而後過了不到一刻,芸年亦就到了,幾人在屋裏聽到“咣”的一聲摔門聲,相互一望,趕緊迎出去。
芸年亦的貼身侍衛楊澤興低著頭,跟在他後頭,瞧出來老爺見著這倆姓蘭的小子來了氣,見大小姐迎出來,就趕緊指指他們,意思是這事兒盡快了結比較好。
“老爺,怎麽了?”郭氏遲疑著問了一句,芸翎的聲音則響亮許多:“父親出什麽事了?今兒是弟妹的好日子,可不能生氣。”
“哼。”芸年亦冷哼一聲,低頭看看翎兒,摸了摸她的頭,邊走邊跟芸翎說,“外麵那倆的事,翎兒可別勸我!是蘭氏做主讓他們過來請罪的不是?那就由著他們!”
“爹爹,到底怎麽了這是?”芸翎一頭霧水。
他往榻上一坐,指著外頭又罵:“蘭家這兩個小子,能有你們幾個姑娘一半懂事,我都不跟他們置這個氣!”

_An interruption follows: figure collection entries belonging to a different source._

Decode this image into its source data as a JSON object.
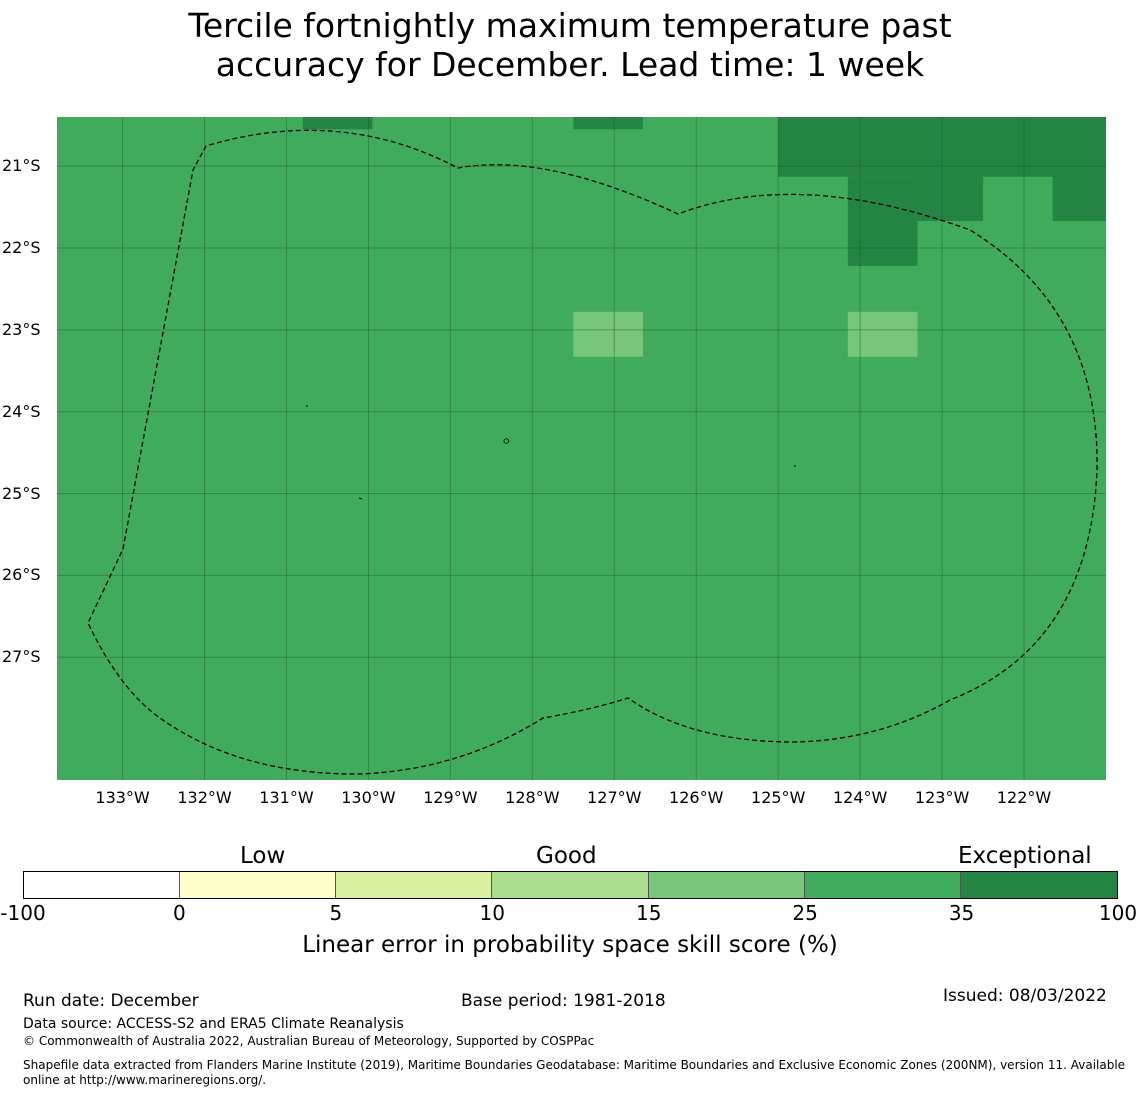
{
  "title": {
    "line1": "Tercile fortnightly maximum temperature past",
    "line2": "accuracy for December. Lead time: 1 week"
  },
  "map": {
    "background_color": "#41ab5d",
    "boundary_style": "dashed black line",
    "latitude_labels": [
      "21°S",
      "22°S",
      "23°S",
      "24°S",
      "25°S",
      "26°S",
      "27°S"
    ],
    "latitude_values": [
      -21,
      -22,
      -23,
      -24,
      -25,
      -26,
      -27
    ],
    "longitude_labels": [
      "133°W",
      "132°W",
      "131°W",
      "130°W",
      "129°W",
      "128°W",
      "127°W",
      "126°W",
      "125°W",
      "124°W",
      "123°W",
      "122°W"
    ],
    "longitude_values": [
      -133,
      -132,
      -131,
      -130,
      -129,
      -128,
      -127,
      -126,
      -125,
      -124,
      -123,
      -122
    ],
    "extent": {
      "lon_min": -133.8,
      "lon_max": -121,
      "lat_min": -28.5,
      "lat_max": -20.4
    },
    "skill_cells": [
      {
        "lon_min": -130.8,
        "lon_max": -129.95,
        "lat_min": -20.55,
        "lat_max": -20.4,
        "category": "35-100"
      },
      {
        "lon_min": -127.5,
        "lon_max": -126.65,
        "lat_min": -20.55,
        "lat_max": -20.4,
        "category": "35-100"
      },
      {
        "lon_min": -125.0,
        "lon_max": -123.3,
        "lat_min": -21.13,
        "lat_max": -20.4,
        "category": "35-100"
      },
      {
        "lon_min": -123.3,
        "lon_max": -122.5,
        "lat_min": -21.67,
        "lat_max": -20.4,
        "category": "35-100"
      },
      {
        "lon_min": -122.5,
        "lon_max": -121.65,
        "lat_min": -21.13,
        "lat_max": -20.4,
        "category": "35-100"
      },
      {
        "lon_min": -121.65,
        "lon_max": -121.0,
        "lat_min": -21.67,
        "lat_max": -20.4,
        "category": "35-100"
      },
      {
        "lon_min": -124.15,
        "lon_max": -123.3,
        "lat_min": -22.22,
        "lat_max": -21.13,
        "category": "35-100"
      },
      {
        "lon_min": -127.5,
        "lon_max": -126.65,
        "lat_min": -23.33,
        "lat_max": -22.78,
        "category": "15-25"
      },
      {
        "lon_min": -124.15,
        "lon_max": -123.3,
        "lat_min": -23.33,
        "lat_max": -22.78,
        "category": "15-25"
      }
    ]
  },
  "colorbar": {
    "categories": [
      {
        "label": "Low"
      },
      {
        "label": "Good"
      },
      {
        "label": "Exceptional"
      }
    ],
    "segments": [
      {
        "from": "-100",
        "to": "0",
        "color": "#ffffff"
      },
      {
        "from": "0",
        "to": "5",
        "color": "#ffffcc"
      },
      {
        "from": "5",
        "to": "10",
        "color": "#d9f0a3"
      },
      {
        "from": "10",
        "to": "15",
        "color": "#addd8e"
      },
      {
        "from": "15",
        "to": "25",
        "color": "#78c679"
      },
      {
        "from": "25",
        "to": "35",
        "color": "#41ab5d"
      },
      {
        "from": "35",
        "to": "100",
        "color": "#238443"
      }
    ],
    "ticks": [
      "-100",
      "0",
      "5",
      "10",
      "15",
      "25",
      "35",
      "100"
    ],
    "label": "Linear error in probability space skill score (%)"
  },
  "footer": {
    "run_date": "Run date: December",
    "base_period": "Base period: 1981-2018",
    "issued": "Issued: 08/03/2022",
    "data_source": "Data source: ACCESS-S2 and ERA5 Climate Reanalysis",
    "copyright": "© Commonwealth of Australia 2022, Australian Bureau of Meteorology, Supported by COSPPac",
    "shapefile_note": "Shapefile data extracted from Flanders Marine Institute (2019), Maritime Boundaries Geodatabase: Maritime Boundaries and Exclusive Economic Zones (200NM), version 11. Available online at http://www.marineregions.org/."
  }
}
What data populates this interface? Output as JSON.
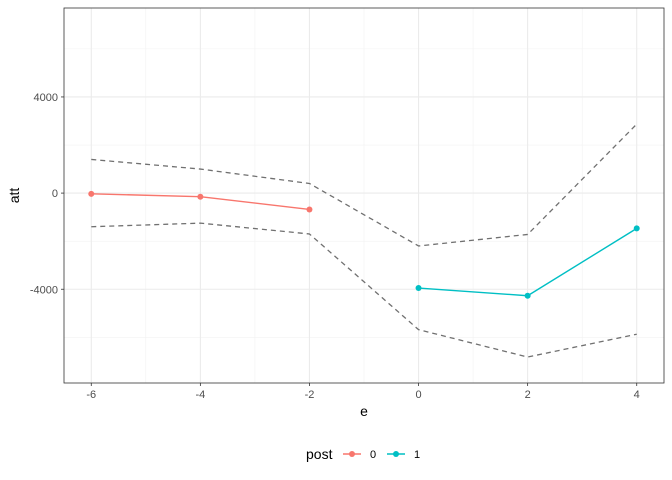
{
  "chart_data": {
    "type": "line",
    "xlabel": "e",
    "ylabel": "att",
    "xlim": [
      -6.5,
      4.5
    ],
    "ylim": [
      -7900,
      7700
    ],
    "x_ticks": [
      -6,
      -4,
      -2,
      0,
      2,
      4
    ],
    "x_tick_labels": [
      "-6",
      "-4",
      "-2",
      "0",
      "2",
      "4"
    ],
    "y_ticks": [
      -4000,
      0,
      4000
    ],
    "y_tick_labels": [
      "-4000",
      "0",
      "4000"
    ],
    "grid": true,
    "legend": {
      "title": "post",
      "placement": "bottom",
      "entries": [
        {
          "label": "0",
          "color": "#F8766D"
        },
        {
          "label": "1",
          "color": "#00BFC4"
        }
      ]
    },
    "series": [
      {
        "name": "0",
        "color": "#F8766D",
        "x": [
          -6,
          -4,
          -2
        ],
        "y": [
          -30,
          -150,
          -680
        ]
      },
      {
        "name": "1",
        "color": "#00BFC4",
        "x": [
          0,
          2,
          4
        ],
        "y": [
          -3950,
          -4270,
          -1470
        ]
      }
    ],
    "confidence_bounds": {
      "color": "#707070",
      "style": "dashed",
      "x": [
        -6,
        -4,
        -2,
        0,
        2,
        4
      ],
      "upper": [
        1400,
        1000,
        400,
        -2200,
        -1720,
        2870
      ],
      "lower": [
        -1400,
        -1250,
        -1700,
        -5680,
        -6820,
        -5870
      ]
    }
  }
}
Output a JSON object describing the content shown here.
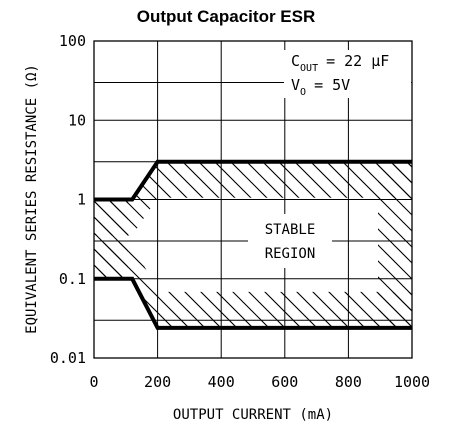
{
  "chart_data": {
    "type": "line",
    "title": "Output Capacitor ESR",
    "xlabel": "OUTPUT CURRENT (mA)",
    "ylabel": "EQUIVALENT SERIES RESISTANCE (Ω)",
    "x_scale": "linear",
    "y_scale": "log",
    "xlim": [
      0,
      1000
    ],
    "ylim": [
      0.01,
      100
    ],
    "x_ticks": [
      0,
      200,
      400,
      600,
      800,
      1000
    ],
    "x_tick_labels": [
      "0",
      "200",
      "400",
      "600",
      "800",
      "1000"
    ],
    "y_ticks": [
      0.01,
      0.1,
      1,
      10,
      100
    ],
    "y_tick_labels": [
      "0.01",
      "0.1",
      "1",
      "10",
      "100"
    ],
    "grid": true,
    "series": [
      {
        "x": [
          0,
          120,
          200,
          1000
        ],
        "y": [
          1,
          1,
          3,
          3
        ]
      },
      {
        "x": [
          0,
          120,
          200,
          1000
        ],
        "y": [
          0.1,
          0.1,
          0.024,
          0.024
        ]
      }
    ],
    "annotations": {
      "cout_symbol": "C",
      "cout_subscript": "OUT",
      "cout_value": "= 22 μF",
      "vo_symbol": "V",
      "vo_subscript": "O",
      "vo_value": "= 5V",
      "region_line1": "STABLE",
      "region_line2": "REGION"
    }
  }
}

他越想越火大,為了這個生死難料的孩子,他已經戰戰兢兢地過了一個月,眼下為了孩子吃齋祈福,滿座賓客都表示理解,沒人多說什麽。
反倒是自己府裏,卻冒出來這種挑撥離間的閑言碎語?
“我要不是看在蘭氏的麵上,我現在就把人轟回去!府裏不養這種人!”
芸年亦一肚子火,榻上的郭氏和芸翎相互看了看,兩人也沒敢說話。
“罷了,翎兒,你先帶弟弟去睡覺,明兒還要起早。”
芸翎點點頭,把弟弟哄走,抱去側房裏交給奶娘。
小孩子貪睡,醒得快,睡得也快,很快就進入了夢鄉。
芸翎安排好弟弟,折回芸年亦跟前:“父親,到底怎麽了?”
就他方才怒罵的那幾句,她真是一點都沒聽出究竟出了什麽事。
郭氏也在一旁幫著:“是啊,老爺,究竟出了何事?這樣動怒?”
芸年亦抬眼看看她們,深吸了一口氣,不知道這件事該怎麽說。